There’s a way to slow the spread of the new coronavirus, COVID-19, and it’s something that will involve the whole community. It’s called social distancing.
“Social distancing is essentially changing your behavior so you’ve avoided situations or events where you could spread the virus,” 9Health Expert Dr. Payal Kohli said.
Examples of social distancing include:
- Avoiding crowded places
- Avoiding restaurants/theaters/concerts & large events
- Not traveling
- Maintaining 6-8 feet of distance among people
- Limiting contact with even small groups
- Not touching or having close contact for greeting
The Centers for Disease Control (CDC) released a new recommendation on March, 15th that says for the next 8 weeks, organizers (whether groups or individuals) should cancel or postpone in-person events that consist of 50 people or more throughout the United States.
President Donald Trump on Monday, March 16th, issued guidelines that called for Americans to stay home, avoid social gatherings of more than 10 people, and limit discretionary travel.
With social distancing, the spread of COVID-19 can be slowed down so the health care system doesn’t get overwhelmed with patients. A chart that was first published in a scientific journal called the Lancet depicts the different ways a disease like COVID-19 can spread depending on basic changes we can make as a society.
What the red line shows is how COVID-19 could spread over time without any intervention. Everyone below the red line is infected with the disease, and at its peak, it could negatively impact everything from the healthcare system to the economy. The blue curve represents what could happen if the population practices social distancing. Dr. Kohli explains more in the below video.

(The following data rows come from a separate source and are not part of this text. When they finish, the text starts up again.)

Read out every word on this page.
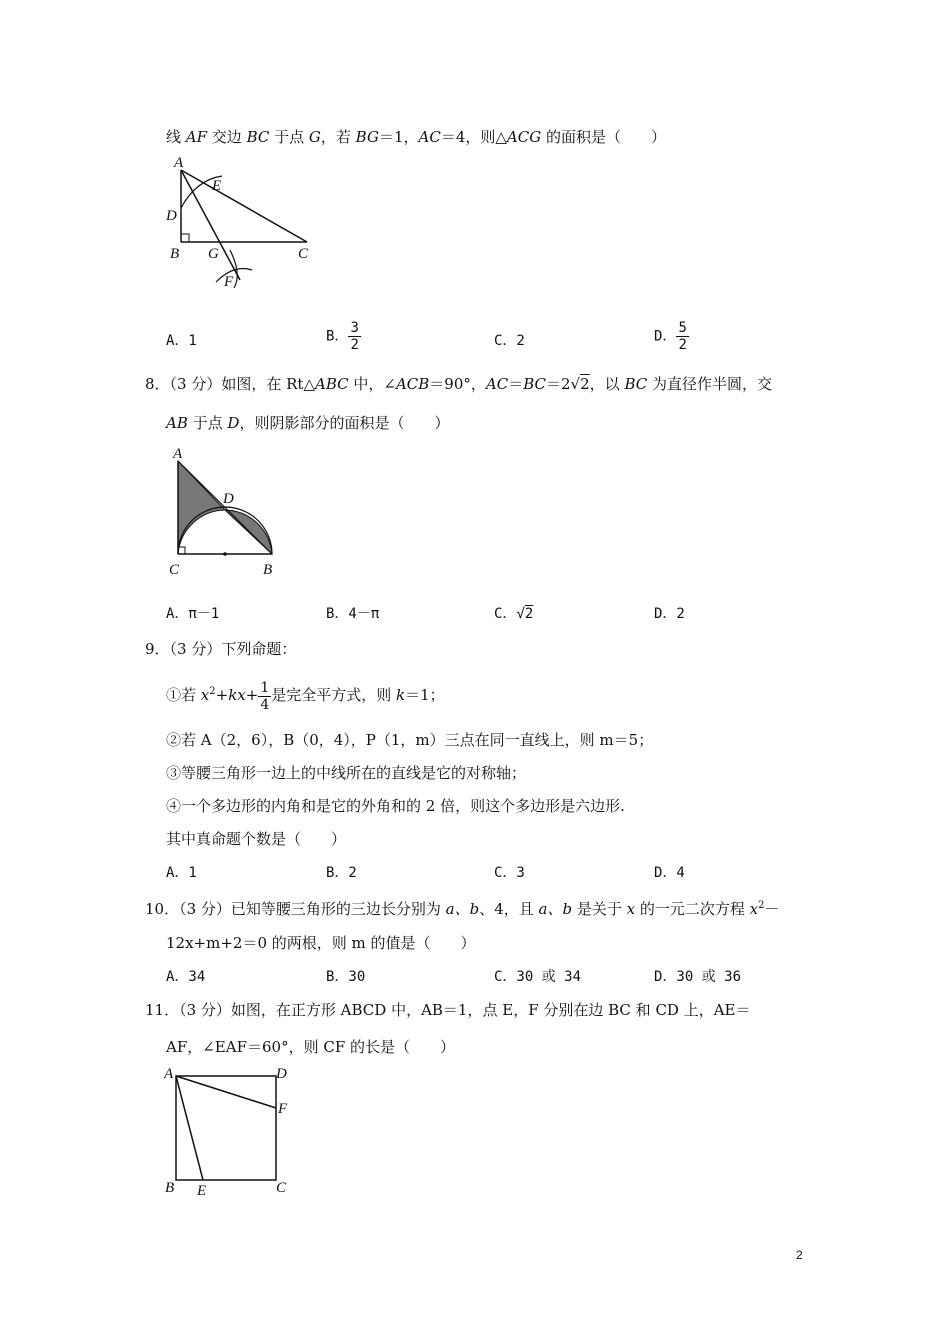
线 AF 交边 BC 于点 G，若 BG＝1，AC＝4，则△ACG 的面积是（　　）
A
E
D
B G	C
F
A．1	B． $\frac{3}{2}$	C．2	D． $\frac{5}{2}$
8．（3 分）如图，在 Rt△ABC 中，∠ACB＝90°，AC＝BC＝2√2，以 BC 为直径作半圆，交
AB 于点 D，则阴影部分的面积是（　　）
A
D
C	B
A．π－1	B．4－π	C．√2	D．2
9．（3 分）下列命题：
①若 $x^2+kx+ \frac{1}{4}$ 是完全平方式，则 k＝1；
②若 A（2，6），B（0，4），P（1，m）三点在同一直线上，则 m＝5；
③等腰三角形一边上的中线所在的直线是它的对称轴；
④一个多边形的内角和是它的外角和的 2 倍，则这个多边形是六边形.
其中真命题个数是（　　）
A．1	B．2	C．3	D．4
10．（3 分）已知等腰三角形的三边长分别为 a、b、4，且 a、b 是关于 x 的一元二次方程 $x^2-$
12x+m+2＝0 的两根，则 m 的值是（　　）
A．34	B．30	C．30 或 34	D．30 或 36
11．（3 分）如图，在正方形 ABCD 中，AB＝1，点 E，F 分别在边 BC 和 CD 上，AE＝
AF，∠EAF＝60°，则 CF 的长是（　　）
A	D
F
B E	C
2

Colorado, as of this writing, has not peaked, Kohli said. Instead, it’s at the time right before the bell curve starts to get steeper – meaning the virus could still play out in the community in a different way than if it were allowed to naturally run its course.
With social distancing, a virus’ spread can be slowed, and at its peak, there won’t nearly be as many cases. Because it doesn’t run its course quite as quickly, its lifespan is longer, but also less severe. We can all do our part right now to “flatten the curve”.